Laurie and Debbie say:

Today is the 10th annual Transgender Day of Visibility. In contrast to the better-known Transgender Day of Remembrance, TDOV, as created in 2009 by Rachel Crandall, focuses on the living. With a multitude of excellent choices in front of us, we decided to tell you about Yoon Ha Lee.

Yoon Ha Lee is a Korean-American science fiction and fantasy writer with a B.A. in math from Cornell University and an M.A. in math education from Stanford University. He mines his background in math for his stories and novels, including the acclaimed Machineries of Empire Series. Ninefox Gambit, the first Machineries of Empire novel, won the Locus Award for best first novel in 2017. He lives in Louisiana with his husband and daughter.

We always look for embodied writing here at Body Impolitic, and Yoon certainly delivers. Here’s an excerpt from his flash fiction piece, “The Mermaid’s Teeth”:

… the mermaid was possessed of great determination and creativity. She shaped her words through the tension of her throat, forced them into seduction-verses.

Through all this she combed out her hair. It was beautiful hair and she didn’t see why she should neglect it because of a little bad luck with a sailor. It hung heavy and dark and ripple-sheened. Her lovers had told her that they could see the colors of the sea caught in it, or luminous moon-weave; they had told her about its silk, its salt perfume, the way it tangled them almost as surely as her kisses. The mermaid kept a diary of these compliments, written in the vortices around her island. Only the most ardent and perceptive sailors could navigate those vortices to embrace her.

Ah: here came a sailor. She sang louder, tossing the comb toward him so that the sun flashed against its curve. I wear nothing but the salt spray, she sang. I am cold on my island. Also, as long as it has been for you, I guarantee that it has been longer for me. Come and clasp my cold limbs, come and help me comb out my hair, explore the tide pools of my body.

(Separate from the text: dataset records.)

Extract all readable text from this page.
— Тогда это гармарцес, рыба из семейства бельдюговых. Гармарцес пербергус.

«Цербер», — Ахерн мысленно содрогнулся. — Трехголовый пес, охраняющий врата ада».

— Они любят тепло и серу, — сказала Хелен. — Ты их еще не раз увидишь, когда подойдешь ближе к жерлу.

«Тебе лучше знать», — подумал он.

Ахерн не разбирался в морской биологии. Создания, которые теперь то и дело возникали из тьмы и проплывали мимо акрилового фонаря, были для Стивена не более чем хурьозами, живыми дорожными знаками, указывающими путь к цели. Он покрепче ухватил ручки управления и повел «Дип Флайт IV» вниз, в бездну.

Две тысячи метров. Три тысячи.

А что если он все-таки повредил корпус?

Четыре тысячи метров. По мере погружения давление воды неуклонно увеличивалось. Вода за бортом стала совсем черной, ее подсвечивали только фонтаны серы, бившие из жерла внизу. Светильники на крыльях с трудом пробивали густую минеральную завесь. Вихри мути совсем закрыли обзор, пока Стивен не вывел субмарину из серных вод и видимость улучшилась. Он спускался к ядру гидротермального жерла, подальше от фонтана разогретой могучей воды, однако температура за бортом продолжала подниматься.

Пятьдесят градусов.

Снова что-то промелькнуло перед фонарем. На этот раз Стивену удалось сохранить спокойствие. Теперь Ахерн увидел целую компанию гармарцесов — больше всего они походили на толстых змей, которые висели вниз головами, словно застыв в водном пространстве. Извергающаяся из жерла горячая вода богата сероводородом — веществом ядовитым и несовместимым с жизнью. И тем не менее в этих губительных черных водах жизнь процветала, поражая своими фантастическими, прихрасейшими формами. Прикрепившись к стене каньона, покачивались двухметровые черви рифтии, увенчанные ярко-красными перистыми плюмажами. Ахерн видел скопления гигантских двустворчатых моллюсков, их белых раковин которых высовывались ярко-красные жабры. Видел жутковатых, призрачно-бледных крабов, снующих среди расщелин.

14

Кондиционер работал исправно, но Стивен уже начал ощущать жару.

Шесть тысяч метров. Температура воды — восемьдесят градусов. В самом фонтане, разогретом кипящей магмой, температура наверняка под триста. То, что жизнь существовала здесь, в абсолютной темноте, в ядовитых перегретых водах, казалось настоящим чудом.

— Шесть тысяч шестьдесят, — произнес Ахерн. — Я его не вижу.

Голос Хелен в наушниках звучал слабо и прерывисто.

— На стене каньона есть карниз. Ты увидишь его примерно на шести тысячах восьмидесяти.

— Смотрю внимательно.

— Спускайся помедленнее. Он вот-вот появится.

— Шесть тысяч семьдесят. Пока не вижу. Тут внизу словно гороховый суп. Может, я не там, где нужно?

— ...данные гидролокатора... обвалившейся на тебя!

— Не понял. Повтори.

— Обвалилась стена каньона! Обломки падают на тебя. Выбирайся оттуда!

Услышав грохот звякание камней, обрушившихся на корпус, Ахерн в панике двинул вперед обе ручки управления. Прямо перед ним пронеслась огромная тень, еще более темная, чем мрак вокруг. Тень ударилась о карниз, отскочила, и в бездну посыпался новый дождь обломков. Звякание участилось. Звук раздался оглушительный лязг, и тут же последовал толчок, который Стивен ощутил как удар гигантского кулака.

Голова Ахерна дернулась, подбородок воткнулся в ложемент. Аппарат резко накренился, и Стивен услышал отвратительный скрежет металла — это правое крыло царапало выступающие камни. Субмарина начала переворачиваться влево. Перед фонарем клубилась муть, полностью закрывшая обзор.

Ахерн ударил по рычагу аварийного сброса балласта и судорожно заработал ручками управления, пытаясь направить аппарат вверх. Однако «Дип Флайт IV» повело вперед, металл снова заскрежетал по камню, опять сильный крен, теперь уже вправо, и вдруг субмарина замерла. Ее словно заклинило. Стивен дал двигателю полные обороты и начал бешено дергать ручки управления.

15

Richard Dutcher, friend of this blog and occasional poster, has this to say about Lee’s work:

Yoon Ha Lee’s fantasy and space opera are embedded in Korea’s culture and history (which is every bit as deep and complex as any Euro-American country’s). I know some small things about both, but nothing like what people raised in it do. That means I get to read stories unlike the hundreds I have read since I was 5. I don’t know how his characters are going to react, I don’t know what changes he is ringing on old themes, I don’t know what is going to happen! I love that.

For instance, his space-opera empires are built on technologies based on the control of calendars and time-keeping. I have no idea whether that concept comes from someplace in Korean culture, or from Yoon Ha Lee’s own fertile imagination–or both. Perhaps at some convention I will be able to ask him. In the meantime, he offers a sense of wonder I often miss in the tales from the cultures I know best!

Yoon is only one of many, many transpeople who should be more visible today — and every day.